Y aquellos encuentros se repitieron, con la serenidad de quien siente alimentar algo que merece la pena. Advirtiendo los brotes de una semilla que tantas veces pasa de largo. Sin saberlo, sin advertirlo, inconscientes de lo que transcurre tan cerca, pendientes de aquello que se encuentra tan lejos. Ignorando lo inmediato, lo más cotidiano para elevar a los altares lo ajeno, lo efímero. Y, sin embargo, aquel ¡Buenos días! Nacido de entre las sombras, fue adquiriendo un cuerpo casi tangible hasta convertirse en algo necesario, como es necesario ese encuentro, en esa calle, en ese punto a esa hora, temprana o tarde, en que los semáforos iluminan las calles vacías.

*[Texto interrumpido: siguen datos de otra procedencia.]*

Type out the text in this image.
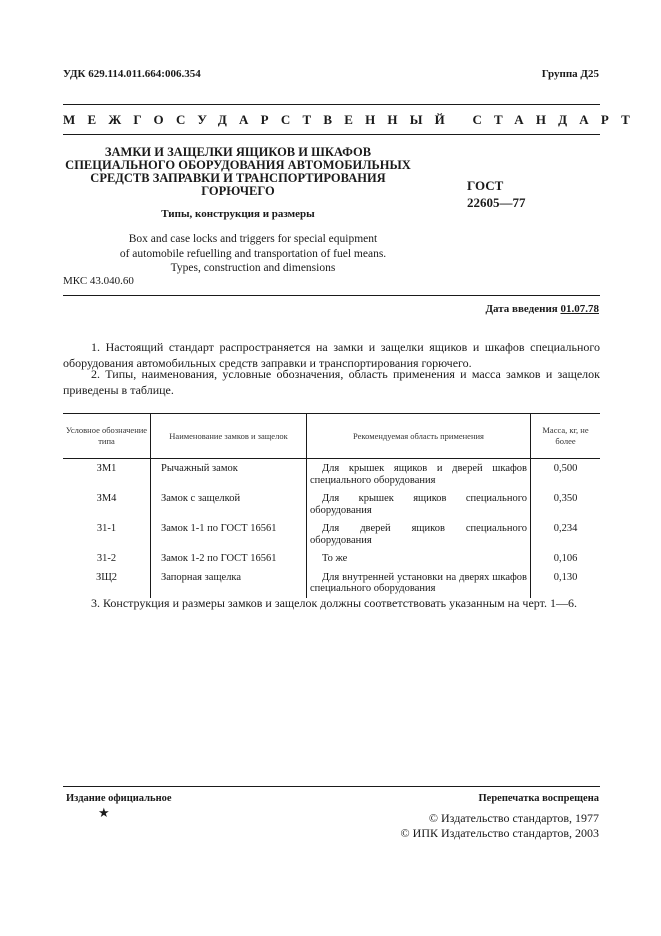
УДК 629.114.011.664:006.354	Группа Д25
МЕЖГОСУДАРСТВЕННЫЙ СТАНДАРТ
ЗАМКИ И ЗАЩЕЛКИ ЯЩИКОВ И ШКАФОВ
СПЕЦИАЛЬНОГО ОБОРУДОВАНИЯ АВТОМОБИЛЬНЫХ
СРЕДСТВ ЗАПРАВКИ И ТРАНСПОРТИРОВАНИЯ
ГОРЮЧЕГО
Типы, конструкция и размеры
Box and case locks and triggers for special equipment
of automobile refuelling and transportation of fuel means.
Types, construction and dimensions
ГОСТ
22605—77
МКС 43.040.60
Дата введения 01.07.78
1. Настоящий стандарт распространяется на замки и защелки ящиков и шкафов специального оборудования автомобильных средств заправки и транспортирования горючего.
2. Типы, наименования, условные обозначения, область применения и масса замков и защелок приведены в таблице.
Условное обозначение типа	Наименование замков и защелок	Рекомендуемая область применения	Масса, кг, не более
ЗМ1	Рычажный замок	Для крышек ящиков и дверей шкафов специального оборудования	0,500
ЗМ4	Замок с защелкой	Для крышек ящиков специального оборудования	0,350
31-1	Замок 1-1 по ГОСТ 16561	Для дверей ящиков специального оборудования	0,234
31-2	Замок 1-2 по ГОСТ 16561	То же	0,106
ЗЩ2	Запорная защелка	Для внутренней установки на дверях шкафов специального оборудования	0,130
3. Конструкция и размеры замков и защелок должны соответствовать указанным на черт. 1—6.
Издание официальное
★
Перепечатка воспрещена
© Издательство стандартов, 1977
© ИПК Издательство стандартов, 2003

Ek 9 de diciembre don Mauro no apareció. Lo eché de menos. Le extrañe. Sentí un vacío que enseguida se llenó de preguntas, de dudas, de temores inciertos que son los más fuertes e intensos. Miré hacia atrás, miré en todas direcciones. En las calles solo el reflejo de las lágrimas congeladas, de los ángeles soplando sus trompetas, solo el reflejo de los escaparates que devolvían las luces de los ángeles y las trompetas. Y un milagro abrigó la desazón del instante. Dicen, que compartir este cuento, convencer de esta historia, hace que, en otras calles, en otros puntos a todas las horas, tempranas o tarde, las sombras en silencio comienzan a despertar para ofrecer un ¡Buenos días! Como el que cada mañana sigo compartiendo con don Mauro. Y que de ello comienzan a nacer historias. Y que las sombras dejan de serlo para tomar formas, rostros, pensamientos...dicen, que compartir esta historia devuelve de las sombras las vidas que han transcurrido de paso. Dicen, que los perfiles toman cuerpo, que los andares se detienen, que del silencio surge el aroma del café compartido para contar historias.
A don Mauro ‘Perico’.
Gracias por el regalo de tropezarnos sin querer, por saludarnos sin pretenderlo, por compartir sin esperar nada a cambio. ¡Buenos días, siempre!